Что еще почитать о Петре

Николай Павленко
Петр Первый
Несколько раз переиздававшаяся ЖЗЛ-овская биография крупнейшего российского специалиста по петровскому времени.

Евгений Тарле
Русский флот и внешняя политика Петра I
Работа одного из блестящих русских историков XX в. рассказывает о том, как настойчивое стремление Петра сделать Россию морской державой повлияло на становление империи.

Александр Каменский
От Петра I до Павла I. Реформы в России XVIII века. Опыт целостного анализа
Книга Каменского – взгляд на российскую модернизацию как на последовательную программу, запущенную Петром и длившуюся весь век величия империи.

Виктор Наумов
Повседневная жизнь Петра I и его сподвижников
Книга из популярной серии «Молодой гвардии» рассказывает обо всех известных подробностях частной жизни самого императора и его окружения – от непотребств Всешутейшего собора и введения европейского платья до лечения болезней и игры на бильярде.

Яков Гордин
Меж рабством и свободой: причины исторической катастрофы
Подробное исследование «дела царевича Алексея», которое читается как детектив или сценарий прекрасного исторического сериала.

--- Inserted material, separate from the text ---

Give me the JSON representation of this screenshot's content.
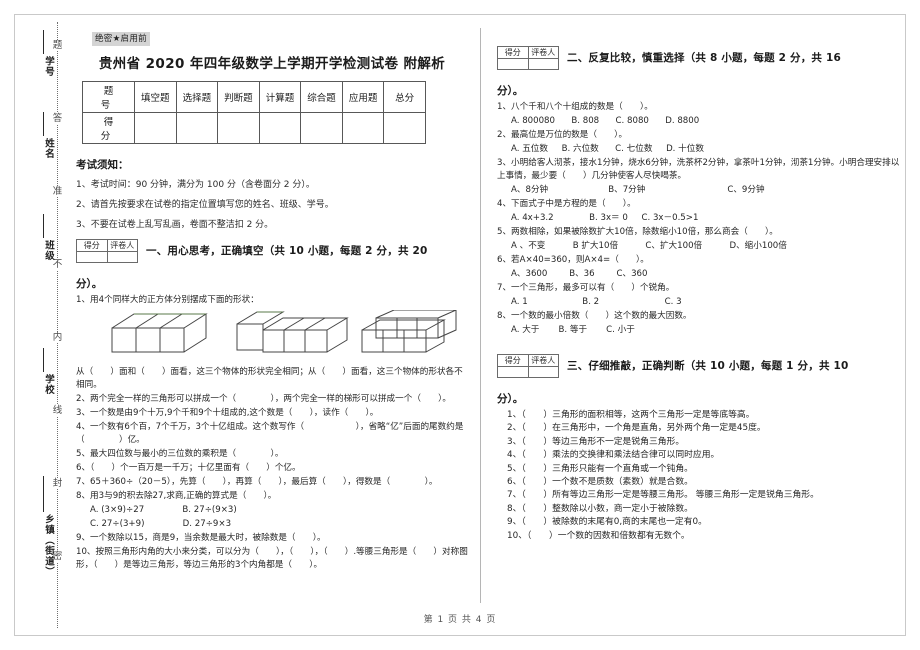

Как ни странно, такое бинарное – и, как видим, не вполне корректное – устройство книги дает некое позитивное представление о сложности петровского времени и петровского проекта – тогда как книга Акунина скорее подчеркивает случайность многих его элементов. То, что для Акунина клудж, для Анисимова – квантовый механизм. И хотя оба автора говорят о невозможности окончательного вывода, направление их мысли, кажется, зависит именно от качества этих технических метафор.